Two-Step Adaptive Chirp Mode Decomposition for Time-Varying Bearing Fault Diagnosis

Fault diagnosis of rolling bearing has always been the focus of research in the engineering field. Due to the nonstationary conditions, this work has suffered huge challenges. The adaptive chirp mode decomposition (ACMD) is a signal decomposition method developed recently. By using a recursive framework embedded with an iterative algorithm, it can decompose signals one by one. Although this scheme has strong adaptability, the accuracy of reconstructed signals is very rough. Moreover, the estimated components will even deviate from the true results as the iteration progresses when two components are very close. In order to solve the above problems, a novel two-step ACMD is proposed in this article. Specifically, the recursive scheme without an iterative algorithm is only used to decompose signals first, which can determine the number of components. Then, the joint-estimation framework using an iterative algorithm is used to achieve high-resolution component reconstruction. The main idea of this two-step method is to let different schemes do what they do best.
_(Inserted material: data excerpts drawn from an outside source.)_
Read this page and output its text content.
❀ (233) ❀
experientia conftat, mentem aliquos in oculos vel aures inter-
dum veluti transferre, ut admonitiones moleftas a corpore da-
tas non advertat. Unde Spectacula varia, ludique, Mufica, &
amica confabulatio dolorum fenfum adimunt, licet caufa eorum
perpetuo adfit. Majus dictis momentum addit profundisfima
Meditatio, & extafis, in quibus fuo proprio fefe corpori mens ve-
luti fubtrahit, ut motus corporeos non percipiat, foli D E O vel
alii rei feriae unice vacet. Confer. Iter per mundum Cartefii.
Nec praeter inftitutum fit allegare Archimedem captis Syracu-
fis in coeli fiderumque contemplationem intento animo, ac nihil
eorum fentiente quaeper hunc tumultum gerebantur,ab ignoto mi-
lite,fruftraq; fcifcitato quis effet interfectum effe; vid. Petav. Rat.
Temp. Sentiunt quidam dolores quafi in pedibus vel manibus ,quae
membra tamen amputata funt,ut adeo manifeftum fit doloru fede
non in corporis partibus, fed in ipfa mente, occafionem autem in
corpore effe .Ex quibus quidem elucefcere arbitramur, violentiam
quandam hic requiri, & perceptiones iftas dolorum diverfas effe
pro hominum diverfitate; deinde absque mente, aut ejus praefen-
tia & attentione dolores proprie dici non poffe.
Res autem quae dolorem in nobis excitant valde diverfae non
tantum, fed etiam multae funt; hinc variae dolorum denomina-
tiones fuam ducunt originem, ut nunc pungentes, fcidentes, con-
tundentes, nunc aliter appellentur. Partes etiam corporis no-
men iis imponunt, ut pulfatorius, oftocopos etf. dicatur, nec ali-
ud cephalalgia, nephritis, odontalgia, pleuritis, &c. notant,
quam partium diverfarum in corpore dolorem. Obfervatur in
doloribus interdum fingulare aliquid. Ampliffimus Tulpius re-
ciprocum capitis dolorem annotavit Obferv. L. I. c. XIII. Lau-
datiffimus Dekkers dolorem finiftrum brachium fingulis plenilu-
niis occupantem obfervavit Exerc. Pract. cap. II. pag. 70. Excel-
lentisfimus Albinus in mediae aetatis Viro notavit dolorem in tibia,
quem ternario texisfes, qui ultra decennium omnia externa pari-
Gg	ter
Subsequently, we proposed a new fault diagnosis method for rolling bearing under variable speeds based on the proposed two-step ACMD. Finally, both simulation and actual bearing diagnosis cases verify the potential of the proposed method and successfully diagnosed different kinds of rolling hearing faults.

Automated summary

The study proposes a two-step ACMD decomposition method, which first uses a recursive scheme to determine the number of components and then uses an iterative algorithm to achieve high-resolution component reconstruction. The method focuses on fault diagnosis of rolling bearing under variable speeds.